Laufband

Was sind Long Runs in Zone 2 – und warum empfehlen sie alle?

Du hast es sicher schon in deinem Trainingsplan oder in einem YouTube-Video für Läufer gesehen: «Long Run in Zone 2». Es klingt fast schon wie ein Mantra, das in der aktuellen Running-Community herumgeistert. Aber was steckt eigentlich hinter diesem Trend, und warum schwören so viele Experten darauf?

In diesem Artikel tauchen wir tief in die Welt der Herzfrequenzzonen ein und erklären dir, warum dieser eine, langsame Lauf der Schlüssel zu deiner langfristigen Ausdauer sein könnte.

Was ist Zone 2 eigentlich?

Um Zone 2 zu verstehen, müssen wir kurz über die Intensität sprechen. Beim Laufen unterteilen wir unsere Belastung meist in verschiedene Herzfrequenzzonen.

Zone elle (Zone 2) ist der Bereich der moderaten Intensität. Es ist das Tempo, bei dem du dich noch völlig entspannt unterhalten könntest, ohne nach Luft zu schnappen. Dein Puls ist erhöht, aber du befindest dich noch im sogenannten aeroben Bereich. Das bedeutet, dein Körper nutzt primär Fett als Energiequelle und produziert dabei kaum Laktat (Milchsäure).

Der «Long Run»: Die Basis deiner Ausdauer

Ein «Long Run» ist ein Lauf, der deutlich länger und meist auch langsamer ist als deine üblichen Trainingseinheiten. Er dient dazu, die Ausdauerleistung deines Herz-Kreislauf-Systems und deiner Muskulatur massiv zu fordern – allerdings durch die reine Dauer, nicht durch die Geschwindigkeit.

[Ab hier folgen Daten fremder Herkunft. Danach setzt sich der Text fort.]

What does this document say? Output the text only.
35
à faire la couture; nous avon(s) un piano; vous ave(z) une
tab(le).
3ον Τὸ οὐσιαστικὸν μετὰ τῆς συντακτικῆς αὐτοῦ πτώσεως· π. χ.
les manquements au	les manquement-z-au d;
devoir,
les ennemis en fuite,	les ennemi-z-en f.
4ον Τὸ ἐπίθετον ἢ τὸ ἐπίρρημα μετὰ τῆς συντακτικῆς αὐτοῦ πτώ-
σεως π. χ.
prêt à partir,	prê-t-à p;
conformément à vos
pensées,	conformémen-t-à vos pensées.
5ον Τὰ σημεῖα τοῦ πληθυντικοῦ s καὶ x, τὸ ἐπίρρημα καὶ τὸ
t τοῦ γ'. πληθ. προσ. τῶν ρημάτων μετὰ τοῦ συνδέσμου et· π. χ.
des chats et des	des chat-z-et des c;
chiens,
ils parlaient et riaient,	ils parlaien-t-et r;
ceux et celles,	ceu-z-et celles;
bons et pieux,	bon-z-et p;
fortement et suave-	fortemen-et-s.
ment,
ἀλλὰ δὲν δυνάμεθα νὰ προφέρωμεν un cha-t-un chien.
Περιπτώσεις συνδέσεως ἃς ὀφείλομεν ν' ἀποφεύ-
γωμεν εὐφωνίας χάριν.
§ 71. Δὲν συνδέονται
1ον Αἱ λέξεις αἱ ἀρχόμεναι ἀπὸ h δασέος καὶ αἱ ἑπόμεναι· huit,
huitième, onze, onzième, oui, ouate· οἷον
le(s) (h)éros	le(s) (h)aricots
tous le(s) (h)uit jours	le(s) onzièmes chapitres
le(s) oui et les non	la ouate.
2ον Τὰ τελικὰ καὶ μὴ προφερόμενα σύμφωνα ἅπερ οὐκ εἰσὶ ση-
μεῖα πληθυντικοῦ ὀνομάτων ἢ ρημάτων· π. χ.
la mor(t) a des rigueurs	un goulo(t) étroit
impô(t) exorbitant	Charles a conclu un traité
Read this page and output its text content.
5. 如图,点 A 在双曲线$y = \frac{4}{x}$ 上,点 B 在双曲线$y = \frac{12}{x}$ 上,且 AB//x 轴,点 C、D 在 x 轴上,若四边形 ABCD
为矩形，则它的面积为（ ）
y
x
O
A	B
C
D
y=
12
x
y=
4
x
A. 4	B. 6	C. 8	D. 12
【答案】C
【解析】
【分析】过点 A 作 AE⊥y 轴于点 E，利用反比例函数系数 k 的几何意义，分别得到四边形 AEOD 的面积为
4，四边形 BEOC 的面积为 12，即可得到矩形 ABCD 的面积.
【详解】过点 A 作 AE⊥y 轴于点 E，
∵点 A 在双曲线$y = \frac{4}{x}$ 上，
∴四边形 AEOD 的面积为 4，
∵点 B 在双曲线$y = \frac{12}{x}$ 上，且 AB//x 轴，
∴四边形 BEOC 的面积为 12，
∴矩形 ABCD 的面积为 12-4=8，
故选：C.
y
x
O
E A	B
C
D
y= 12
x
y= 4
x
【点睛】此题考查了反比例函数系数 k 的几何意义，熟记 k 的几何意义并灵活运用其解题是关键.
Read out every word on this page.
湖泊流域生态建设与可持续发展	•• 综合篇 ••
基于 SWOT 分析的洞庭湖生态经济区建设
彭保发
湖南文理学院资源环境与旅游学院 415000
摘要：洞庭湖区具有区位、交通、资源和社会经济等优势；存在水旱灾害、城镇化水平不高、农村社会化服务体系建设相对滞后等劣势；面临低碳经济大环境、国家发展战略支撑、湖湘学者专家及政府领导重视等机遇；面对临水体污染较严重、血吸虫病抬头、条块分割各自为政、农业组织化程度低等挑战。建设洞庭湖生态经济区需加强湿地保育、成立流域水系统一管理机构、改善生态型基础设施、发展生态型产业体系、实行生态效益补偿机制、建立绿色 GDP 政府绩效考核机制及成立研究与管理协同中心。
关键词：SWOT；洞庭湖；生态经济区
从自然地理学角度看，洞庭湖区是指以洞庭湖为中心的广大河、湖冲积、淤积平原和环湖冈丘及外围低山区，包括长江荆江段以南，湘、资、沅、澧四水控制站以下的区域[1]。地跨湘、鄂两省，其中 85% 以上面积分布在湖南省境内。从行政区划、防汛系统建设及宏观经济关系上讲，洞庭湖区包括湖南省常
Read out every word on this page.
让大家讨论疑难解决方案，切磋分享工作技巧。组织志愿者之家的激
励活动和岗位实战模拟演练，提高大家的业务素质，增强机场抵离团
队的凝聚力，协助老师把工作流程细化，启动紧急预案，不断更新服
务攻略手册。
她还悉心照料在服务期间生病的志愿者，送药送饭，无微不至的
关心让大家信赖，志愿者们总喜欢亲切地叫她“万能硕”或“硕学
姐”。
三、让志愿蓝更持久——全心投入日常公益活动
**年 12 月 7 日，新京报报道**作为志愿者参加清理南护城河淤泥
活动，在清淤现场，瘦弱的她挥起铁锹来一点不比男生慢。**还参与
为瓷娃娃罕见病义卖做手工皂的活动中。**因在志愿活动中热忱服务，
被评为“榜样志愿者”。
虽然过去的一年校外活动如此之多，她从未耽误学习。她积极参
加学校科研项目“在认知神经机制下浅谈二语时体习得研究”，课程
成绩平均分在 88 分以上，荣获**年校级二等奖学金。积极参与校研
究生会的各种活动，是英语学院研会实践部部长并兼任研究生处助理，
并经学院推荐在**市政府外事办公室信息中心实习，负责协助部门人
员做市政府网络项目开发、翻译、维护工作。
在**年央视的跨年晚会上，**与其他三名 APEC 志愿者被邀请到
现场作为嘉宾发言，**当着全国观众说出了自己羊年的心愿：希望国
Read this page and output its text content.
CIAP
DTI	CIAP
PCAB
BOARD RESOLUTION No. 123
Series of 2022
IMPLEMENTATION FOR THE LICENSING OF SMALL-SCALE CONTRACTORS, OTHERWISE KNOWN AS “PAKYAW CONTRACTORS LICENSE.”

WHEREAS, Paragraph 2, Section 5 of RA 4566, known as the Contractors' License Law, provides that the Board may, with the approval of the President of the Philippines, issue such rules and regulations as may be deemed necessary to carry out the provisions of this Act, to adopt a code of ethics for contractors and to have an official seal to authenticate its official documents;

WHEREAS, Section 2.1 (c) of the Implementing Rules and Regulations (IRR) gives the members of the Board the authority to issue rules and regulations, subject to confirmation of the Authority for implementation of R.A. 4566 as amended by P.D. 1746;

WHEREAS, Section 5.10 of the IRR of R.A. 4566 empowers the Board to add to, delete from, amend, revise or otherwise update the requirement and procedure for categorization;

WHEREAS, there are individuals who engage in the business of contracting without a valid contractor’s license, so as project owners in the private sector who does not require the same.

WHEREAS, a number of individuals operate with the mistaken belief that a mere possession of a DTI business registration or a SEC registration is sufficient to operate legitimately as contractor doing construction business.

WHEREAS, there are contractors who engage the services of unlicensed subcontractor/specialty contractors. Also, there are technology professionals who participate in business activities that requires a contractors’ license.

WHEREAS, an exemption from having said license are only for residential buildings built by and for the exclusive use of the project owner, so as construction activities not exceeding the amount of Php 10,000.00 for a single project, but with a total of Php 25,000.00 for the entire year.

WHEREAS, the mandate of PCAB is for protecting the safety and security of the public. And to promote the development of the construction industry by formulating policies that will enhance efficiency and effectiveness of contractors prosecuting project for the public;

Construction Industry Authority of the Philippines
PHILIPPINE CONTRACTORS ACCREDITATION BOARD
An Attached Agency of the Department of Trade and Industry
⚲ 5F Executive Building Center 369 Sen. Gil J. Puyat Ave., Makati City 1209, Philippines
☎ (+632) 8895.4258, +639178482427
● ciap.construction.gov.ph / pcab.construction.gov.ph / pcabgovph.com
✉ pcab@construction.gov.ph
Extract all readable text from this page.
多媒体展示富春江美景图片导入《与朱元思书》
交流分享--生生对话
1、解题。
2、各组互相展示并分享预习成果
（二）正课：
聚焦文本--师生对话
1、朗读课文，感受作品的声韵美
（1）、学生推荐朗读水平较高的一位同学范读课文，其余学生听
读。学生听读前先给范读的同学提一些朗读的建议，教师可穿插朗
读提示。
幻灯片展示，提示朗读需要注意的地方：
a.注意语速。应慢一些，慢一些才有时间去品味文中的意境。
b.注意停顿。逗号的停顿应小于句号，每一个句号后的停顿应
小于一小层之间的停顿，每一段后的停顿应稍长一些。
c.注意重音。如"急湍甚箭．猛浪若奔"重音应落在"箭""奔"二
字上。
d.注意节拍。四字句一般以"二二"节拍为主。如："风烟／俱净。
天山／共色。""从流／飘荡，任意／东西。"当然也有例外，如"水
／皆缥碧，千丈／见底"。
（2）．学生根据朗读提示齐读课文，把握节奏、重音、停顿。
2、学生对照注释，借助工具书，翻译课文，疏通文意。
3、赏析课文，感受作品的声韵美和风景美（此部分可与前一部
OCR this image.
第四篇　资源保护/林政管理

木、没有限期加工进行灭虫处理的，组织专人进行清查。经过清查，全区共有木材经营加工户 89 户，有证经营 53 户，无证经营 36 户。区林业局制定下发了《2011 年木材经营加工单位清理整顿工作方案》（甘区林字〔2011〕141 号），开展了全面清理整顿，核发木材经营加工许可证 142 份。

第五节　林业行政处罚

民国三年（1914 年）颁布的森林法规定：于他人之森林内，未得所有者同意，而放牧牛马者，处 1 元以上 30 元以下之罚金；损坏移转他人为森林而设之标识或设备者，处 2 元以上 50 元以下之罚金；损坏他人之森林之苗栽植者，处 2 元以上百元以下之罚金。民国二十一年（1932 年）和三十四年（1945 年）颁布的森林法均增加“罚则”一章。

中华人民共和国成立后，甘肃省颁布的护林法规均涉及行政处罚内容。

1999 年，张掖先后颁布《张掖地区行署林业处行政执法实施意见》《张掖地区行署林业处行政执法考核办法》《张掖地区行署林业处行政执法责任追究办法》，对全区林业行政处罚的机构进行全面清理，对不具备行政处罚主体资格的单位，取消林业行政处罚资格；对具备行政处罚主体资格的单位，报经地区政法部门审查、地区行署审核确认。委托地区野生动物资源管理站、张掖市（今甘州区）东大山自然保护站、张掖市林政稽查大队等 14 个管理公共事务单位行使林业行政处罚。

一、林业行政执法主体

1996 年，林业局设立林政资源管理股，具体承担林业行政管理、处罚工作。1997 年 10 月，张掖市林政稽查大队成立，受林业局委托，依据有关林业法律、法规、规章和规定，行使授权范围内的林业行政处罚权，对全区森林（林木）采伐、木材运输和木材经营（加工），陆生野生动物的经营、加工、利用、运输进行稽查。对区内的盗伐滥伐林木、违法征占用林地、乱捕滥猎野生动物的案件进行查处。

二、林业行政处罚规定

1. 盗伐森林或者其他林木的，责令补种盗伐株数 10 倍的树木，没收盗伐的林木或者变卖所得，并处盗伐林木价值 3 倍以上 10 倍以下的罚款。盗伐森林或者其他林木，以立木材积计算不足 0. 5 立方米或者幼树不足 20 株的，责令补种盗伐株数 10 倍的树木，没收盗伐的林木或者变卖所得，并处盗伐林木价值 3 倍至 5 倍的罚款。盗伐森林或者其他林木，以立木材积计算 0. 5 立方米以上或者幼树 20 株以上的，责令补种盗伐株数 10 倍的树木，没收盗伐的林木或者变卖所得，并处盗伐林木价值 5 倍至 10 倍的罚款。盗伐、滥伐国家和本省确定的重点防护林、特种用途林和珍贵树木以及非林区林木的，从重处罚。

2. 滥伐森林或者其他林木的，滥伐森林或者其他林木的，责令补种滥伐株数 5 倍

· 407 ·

Warum die Kombination so mächtig ist

Warum empfehlen also alle, den langen Lauf in Zone 2 zu absolvieren? Hier sind die drei wichtigsten Gründe:

1. Verbesserung der Fettverbrennung (Metabolische Effizienz)

In Zone 2 lernt dein Körper, effizienter Fett als Brennstoff zu nutzen. Das ist entscheidend, denn wenn du bei einem Marathon oder einem langen Trainingslauf nur auf Kohlenhydrate (Glykogen) setzt, sind diese schnell aufgebraucht – und du «beisst auf den Nagel» (der berüchtigte «Bonk»). Ein trainierter Fettstoffwechsel schont deine Glykogenspeicher.

2. Kapillarisierung und Mitochondrien

Durch die lange, moderate Belastung werden die Kapillaren (die kleinsten Blutgefässe) in deinen Muskeln vermehrt gebildet. Das verbessert die Sauerstoffversorgung deiner Zellen. Gleichzeitig steigt die Anzahl und Effizienz deiner Mitochondrien – die «Kraftwerke» deiner Zellen. Mehr Kraftwerke bedeuten mehr Energie für deine Läufe!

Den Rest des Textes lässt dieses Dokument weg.